Study Examines First-Year Implementation of Small Area Fair Market Rents

A report published by the Poverty & Race Research Action Council, “Measuring Fidelity to HUD’s Small Area Fair Market Rents (SAFMRs) Rule: Lessons from First Year Implementation,” evaluates the implementation of the SAFMR rule in its first full year. The authors argue that public housing agencies (PHAs) could implement the rule in ways that better advance the goal of expanding housing access for Housing Choice Voucher (HCV) recipients in high-rent neighborhoods.

The Small Area FMR (SAFMR) rule reforms voucher payment standards. Whereas traditional Fair Market Rents determine a single rent standard for an entire metropolitan region, SAFMRs set varying rent standards in different U.S. Postal Service ZIP codes in a metropolitan region (see Memo, 11/14/16). This method of setting payment standards can help voucher recipients move to higher-opportunity neighborhoods where rents are higher than the average for a metropolitan region. The SAFMR rule was implemented in April 2018 by mandate in 24 metropolitan areas (see Memo, 5/14/18). Under the rule, PHAs retain flexibility to set payment standards between 90% and 110% of an SAFMR, to account for recent changes in rental markets. That flexibility also allows PHAs to pursue aggressive strategies for expanding access: they could encourage more movement into higher-opportunity neighborhoods by paying more than the SAFMR in those areas.

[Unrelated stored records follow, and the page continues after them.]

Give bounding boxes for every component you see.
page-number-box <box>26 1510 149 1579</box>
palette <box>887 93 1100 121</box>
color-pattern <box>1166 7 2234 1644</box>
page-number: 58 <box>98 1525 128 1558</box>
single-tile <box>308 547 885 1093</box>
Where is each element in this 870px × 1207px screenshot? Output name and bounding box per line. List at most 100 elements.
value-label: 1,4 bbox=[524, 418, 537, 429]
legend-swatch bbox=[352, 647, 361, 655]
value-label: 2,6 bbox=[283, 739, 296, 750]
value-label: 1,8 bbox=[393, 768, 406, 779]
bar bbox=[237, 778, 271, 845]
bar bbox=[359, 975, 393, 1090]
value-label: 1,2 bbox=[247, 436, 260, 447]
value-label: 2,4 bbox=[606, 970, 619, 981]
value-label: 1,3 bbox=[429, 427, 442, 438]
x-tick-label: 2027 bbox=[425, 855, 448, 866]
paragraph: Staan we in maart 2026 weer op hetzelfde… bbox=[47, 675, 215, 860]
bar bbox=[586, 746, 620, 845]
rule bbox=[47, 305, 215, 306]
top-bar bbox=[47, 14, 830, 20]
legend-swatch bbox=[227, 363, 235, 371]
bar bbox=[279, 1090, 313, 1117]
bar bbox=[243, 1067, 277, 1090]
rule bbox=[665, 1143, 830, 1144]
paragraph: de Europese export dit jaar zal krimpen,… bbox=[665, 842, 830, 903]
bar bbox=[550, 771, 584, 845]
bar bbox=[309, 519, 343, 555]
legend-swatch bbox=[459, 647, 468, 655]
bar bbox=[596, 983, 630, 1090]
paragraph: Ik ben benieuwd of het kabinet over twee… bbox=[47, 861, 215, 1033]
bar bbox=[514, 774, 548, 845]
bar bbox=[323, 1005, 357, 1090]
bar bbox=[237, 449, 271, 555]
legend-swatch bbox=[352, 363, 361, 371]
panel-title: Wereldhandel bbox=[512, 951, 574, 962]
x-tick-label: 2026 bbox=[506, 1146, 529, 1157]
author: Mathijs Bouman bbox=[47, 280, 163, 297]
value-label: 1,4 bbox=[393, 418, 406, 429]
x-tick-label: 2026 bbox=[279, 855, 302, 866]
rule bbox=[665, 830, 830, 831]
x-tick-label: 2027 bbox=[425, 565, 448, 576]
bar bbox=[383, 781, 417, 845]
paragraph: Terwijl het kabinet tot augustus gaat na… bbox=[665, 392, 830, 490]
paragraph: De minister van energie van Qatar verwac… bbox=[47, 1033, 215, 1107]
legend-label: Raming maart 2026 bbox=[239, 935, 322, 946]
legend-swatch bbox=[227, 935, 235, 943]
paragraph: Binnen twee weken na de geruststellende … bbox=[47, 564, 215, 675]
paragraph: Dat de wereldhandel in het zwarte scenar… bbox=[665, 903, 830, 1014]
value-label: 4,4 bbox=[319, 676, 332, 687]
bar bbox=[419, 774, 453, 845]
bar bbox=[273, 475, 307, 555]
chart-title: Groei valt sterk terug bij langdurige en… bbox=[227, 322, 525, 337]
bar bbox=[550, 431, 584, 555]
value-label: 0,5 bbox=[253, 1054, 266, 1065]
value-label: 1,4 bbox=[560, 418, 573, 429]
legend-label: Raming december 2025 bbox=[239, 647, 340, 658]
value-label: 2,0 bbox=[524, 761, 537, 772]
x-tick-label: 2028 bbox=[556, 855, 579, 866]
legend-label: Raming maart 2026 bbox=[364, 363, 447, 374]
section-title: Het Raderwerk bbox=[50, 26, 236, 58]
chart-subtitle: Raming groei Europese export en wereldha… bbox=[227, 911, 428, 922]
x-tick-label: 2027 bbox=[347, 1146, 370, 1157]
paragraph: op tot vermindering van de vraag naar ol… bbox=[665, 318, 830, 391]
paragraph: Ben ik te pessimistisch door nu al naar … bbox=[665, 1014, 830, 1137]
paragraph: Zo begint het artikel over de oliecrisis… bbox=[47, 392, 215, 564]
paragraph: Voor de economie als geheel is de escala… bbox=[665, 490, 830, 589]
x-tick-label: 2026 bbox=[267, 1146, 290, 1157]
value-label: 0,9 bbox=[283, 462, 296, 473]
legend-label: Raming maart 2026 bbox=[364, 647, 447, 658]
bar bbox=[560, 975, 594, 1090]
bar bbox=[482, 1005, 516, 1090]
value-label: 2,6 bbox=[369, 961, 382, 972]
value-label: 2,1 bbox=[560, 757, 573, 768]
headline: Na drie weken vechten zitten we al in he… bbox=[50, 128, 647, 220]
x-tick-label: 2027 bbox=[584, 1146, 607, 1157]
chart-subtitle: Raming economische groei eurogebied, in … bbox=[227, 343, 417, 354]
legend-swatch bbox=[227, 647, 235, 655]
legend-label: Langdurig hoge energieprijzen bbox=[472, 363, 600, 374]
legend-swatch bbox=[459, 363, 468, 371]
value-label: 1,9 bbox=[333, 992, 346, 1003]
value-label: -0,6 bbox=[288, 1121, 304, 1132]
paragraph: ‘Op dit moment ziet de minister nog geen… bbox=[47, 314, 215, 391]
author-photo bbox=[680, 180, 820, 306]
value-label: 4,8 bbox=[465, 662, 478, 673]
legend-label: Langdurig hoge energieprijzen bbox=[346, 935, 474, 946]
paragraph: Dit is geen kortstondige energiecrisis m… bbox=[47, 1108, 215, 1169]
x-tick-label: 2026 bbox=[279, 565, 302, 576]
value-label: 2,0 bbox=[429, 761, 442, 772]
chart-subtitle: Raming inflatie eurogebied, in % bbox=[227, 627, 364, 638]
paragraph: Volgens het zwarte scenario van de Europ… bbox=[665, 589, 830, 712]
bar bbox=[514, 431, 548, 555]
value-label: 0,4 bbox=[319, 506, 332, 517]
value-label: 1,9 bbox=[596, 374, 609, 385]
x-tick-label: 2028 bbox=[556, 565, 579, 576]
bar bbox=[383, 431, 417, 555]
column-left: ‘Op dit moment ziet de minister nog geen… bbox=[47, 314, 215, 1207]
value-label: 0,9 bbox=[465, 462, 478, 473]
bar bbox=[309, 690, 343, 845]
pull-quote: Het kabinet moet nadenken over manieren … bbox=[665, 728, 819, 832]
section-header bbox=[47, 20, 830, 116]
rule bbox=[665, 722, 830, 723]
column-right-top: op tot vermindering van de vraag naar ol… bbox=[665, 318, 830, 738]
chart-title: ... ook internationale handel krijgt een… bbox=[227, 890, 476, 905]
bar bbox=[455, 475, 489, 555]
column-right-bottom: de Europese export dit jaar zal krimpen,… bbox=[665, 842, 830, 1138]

The authors examined the implementation strategies of 180 PHAs in the 24 metropolitan areas by looking at payment-standard data. The authors classified an implementation strategy as having “high fidelity” to the rule’s goal of increasing access to higher-opportunity neighborhoods if the PHA used its discretion to set higher voucher payment standards (closer to 110% of SAFMR) in high-opportunity areas and lower standards (closer to 90%) in low-opportunity areas. The authors found find that, in aggregate, PHAs in the 24 metropolitan areas did not implement the rule in this fashion. Although PHAs generally maintained an overall average payment standard of 100% of SAFMRs, payment standards were consistently higher than 100% of published SAFMRs in low-opportunity neighborhoods and consistently below 100% of published SAFMRs in high-opportunity neighborhoods. The authors also found that PHAs gave landlords more detailed information about the goals of the change than they gave tenants.

The authors offer three recommendations. First, HUD should invest more resources in educating PHAs, tenants, and landlords about the goals of the rule change and how setting voucher payment standards relates to those goals. Second, HUD should provide guidelines that are more explicit about the value of setting low payment standards in low-rent areas and high payment standards in high-rent areas. Finally, HUD should collect PHAs’ administrative plans, payment standards, and communications with tenants and landlords, to create a central, public repository of those materials.

NLIHC strongly supports the SAFMR rule to the extent that it gives voucher holders more residential options and access to higher-rent neighborhoods. In comments to HUD, NLIHC advocated for provisions holding voucher households harmless, since many may wish to stay in their current homes and neighborhoods for a variety of reasons. PHAs should consider renters’ preferences when deciding whether to lower payment standards.